Preliminary Third Quarter Fiscal 2020 Results and Fiscal 2020 Outlook

Based on business trends and increased consumer demand, the Company expects to report the following approximate financial results for its fiscal third quarter 2020 (the 13 weeks ending May 2, 2020) (unaudited):

 


13-Week Period Ended



($ in millions, except per share data)

May 2, 2020


April 27, 2019


% Change


(Preliminary)(1)






Net Sales

$

~ 6,668


$

5,963



~ 12 %

Net Income

$

~ 88


$

57



~ 54 %

Adjusted EBITDA(2)

$

~ 222


$

168



~ 32 %

Earnings Per Diluted Share (EPS)

$

~ 1.60


$

1.12



~ 43 %

Adjusted Earnings Per Diluted Share (EPS)(2)

$

~ 1.40


$

0.61



~ 130 %



(1)

Reflects preliminary estimates with respect to such results based on currently available information, is not a comprehensive statement of the Company's financial results and is subject to completion of its financial closing procedures. These results may change as they are finalized, and those changes may be material. Refer to "Preliminary Financial Information" below.

(2)

Please refer to the tables in this press release for a reconciliation of these non-GAAP financial measures to the most directly comparable financial measures in accordance with U.S. GAAP.

The preliminary third quarter results include strong customer demand driven by responses to COVID-19, which has allowed UNFI to leverage fixed costs and capitalize on its synergy and integration efforts undertaken in connection with the Supervalu acquisition.  These results also reflect increased contributions from the Cub and Shoppers retail banners as well as substantial incremental costs related to COVID-19, including the impact of temporary pandemic related incentives and additional costs for safety protocols and procedures at our distribution centers and retail stores.

UNFI reduced outstanding net debt by approximately $290 million in the third quarter including the benefit of approximately $10 million in net cash proceeds from asset sales.  As of May 2, 2020, the Company had outstanding net debt (defined as the sum of the long-term and current portions of debt and finance lease liabilities less cash and cash equivalents) of approximately $2.68 billion and total liquidity (defined as unused capacity under the Company's $2.1 billion revolving ABL facility plus cash and cash equivalents) of approximately $1.2 billion.

UNFI is withdrawing its prior fiscal 2020 full year guidance based on the strength of its fiscal 2020 year-to-date financial performance.  The Company plans to provide updates to its full year guidance when it reports final third quarter results in early June.

Supporting UNFI Associates

The Company is continuing to take an active role in supporting its associates who are working tirelessly to keep UNFI's supply chain secure and stable throughout this period of increased demand.
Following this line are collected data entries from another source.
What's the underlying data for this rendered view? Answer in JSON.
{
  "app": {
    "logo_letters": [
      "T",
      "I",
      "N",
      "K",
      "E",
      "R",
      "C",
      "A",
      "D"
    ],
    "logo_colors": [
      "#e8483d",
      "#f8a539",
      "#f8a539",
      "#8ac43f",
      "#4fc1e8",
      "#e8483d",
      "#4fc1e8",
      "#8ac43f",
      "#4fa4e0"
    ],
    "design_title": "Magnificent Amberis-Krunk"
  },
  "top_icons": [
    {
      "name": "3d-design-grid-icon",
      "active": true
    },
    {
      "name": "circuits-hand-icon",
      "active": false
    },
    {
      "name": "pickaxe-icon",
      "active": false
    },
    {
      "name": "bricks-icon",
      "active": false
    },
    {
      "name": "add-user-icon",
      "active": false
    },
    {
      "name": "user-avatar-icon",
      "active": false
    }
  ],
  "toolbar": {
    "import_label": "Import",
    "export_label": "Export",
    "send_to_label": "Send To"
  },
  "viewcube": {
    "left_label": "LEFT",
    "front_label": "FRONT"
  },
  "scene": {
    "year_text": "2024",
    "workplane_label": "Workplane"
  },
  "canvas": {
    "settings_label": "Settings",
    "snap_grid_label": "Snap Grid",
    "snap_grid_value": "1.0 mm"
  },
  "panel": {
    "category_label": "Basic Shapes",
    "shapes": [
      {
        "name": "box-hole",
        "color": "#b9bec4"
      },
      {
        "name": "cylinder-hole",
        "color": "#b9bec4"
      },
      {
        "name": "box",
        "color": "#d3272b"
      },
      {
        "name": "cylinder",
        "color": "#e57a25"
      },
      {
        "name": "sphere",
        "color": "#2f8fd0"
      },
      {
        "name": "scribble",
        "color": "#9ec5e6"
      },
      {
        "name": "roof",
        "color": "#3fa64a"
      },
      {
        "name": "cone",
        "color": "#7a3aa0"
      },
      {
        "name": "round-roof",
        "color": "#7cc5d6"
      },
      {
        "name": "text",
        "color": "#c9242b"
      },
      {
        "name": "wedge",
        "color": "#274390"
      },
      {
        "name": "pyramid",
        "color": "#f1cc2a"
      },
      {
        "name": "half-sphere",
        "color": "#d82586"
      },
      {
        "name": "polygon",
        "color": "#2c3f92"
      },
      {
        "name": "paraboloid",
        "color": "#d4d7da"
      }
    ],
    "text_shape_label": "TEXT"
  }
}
In mid-March, UNFI was one of the first companies to adopt the $2 per hour Temporary State of Emergency Bonus to direct labor associates and drivers on top of their regular wages and overtime hours. Over 2,000 new associates were hired in March and April, and the Company continues to recruit additional associates to meet the heightened demand.  UNFI has also provided attendance flexibility during this time so that associates stay home when they are ill without fear of losing their jobs and can take care of their household family members who have been impacted by this crisis.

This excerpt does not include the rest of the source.